Can I run a GREML analysis in a small sample? Sept 15, 2015 1:06:08 GMT

Post by Jian Yang on Sept 15, 2015 1:06:08 GMT

It is not recommended to run a GCTA-GREML analysis in a small sample. When the sample size is small, the sampling variance (standard error squared) of the estimate is large (see GCTA-GREML power calculator), so the estimate of SNP-heritability (h2-SNP) will fluctuate a lot and could even hit the boundary (0 or 1). Therefore, when the sample size is small, it is not surprising to observe an estimate of SNP-heritability being 0 or 1 (with a large standard error).

If the estimate hits the boundary (0 or 1), the phenotypic variance-covariance matrix (V) will often become invertible and you will see error message
"Error: the variance-covaraince matrix V is not positive definite"
or the REML analysis is not converged with an error message
"Log-likelihood not converged”

Q1: How many samples are required for a GCTA-GREML analysis?
A1: For unrelated individuals and common SNPs, you will need at least 3160 unrelated samples to get a SE down to 0.1 (see Visscher et al. 2014 PLoS Genet).

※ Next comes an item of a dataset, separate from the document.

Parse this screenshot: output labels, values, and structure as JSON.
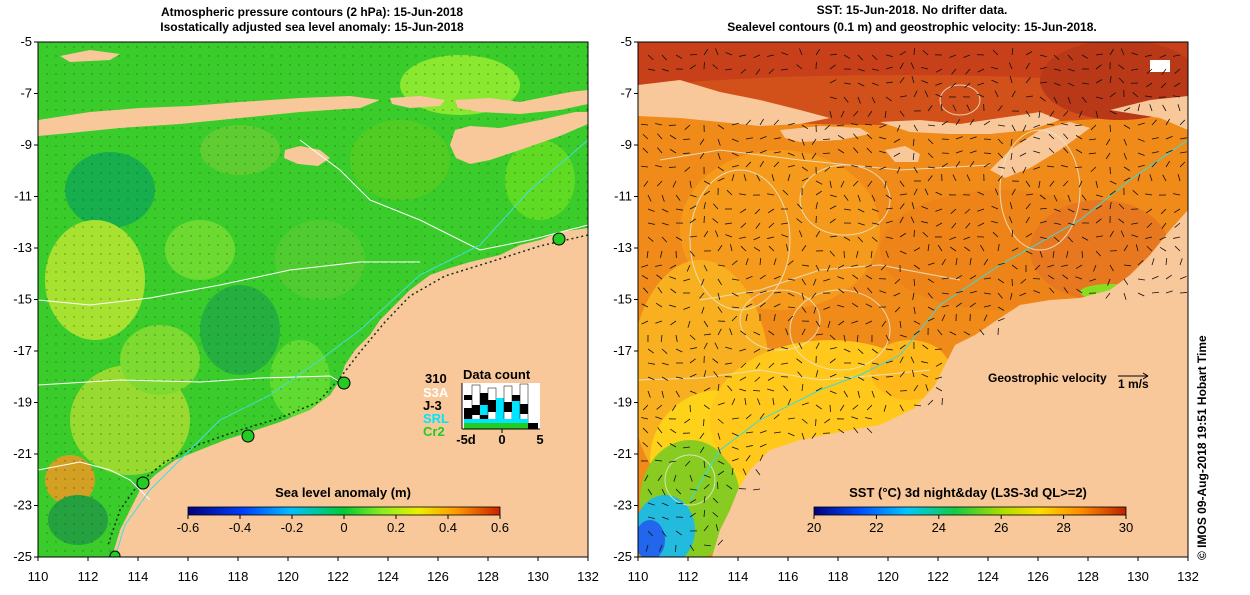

For GREML analysis with multiple GRMs and/or GRM(s) computed from 1000G imputed data, a much larger sample size is required (see Yang et al. 2015 Nat Genet).

Q2: Why do I need a small standard error (SE)?
A2: The 95% confidence interval (CI) is approximately h2-SNP estimate +- 1.96 * SE. If the SE is too large, the 95% CI will cover the whole parameter space (from 0 to 1) so that you won't be able to make any meaningful inference from the estimate.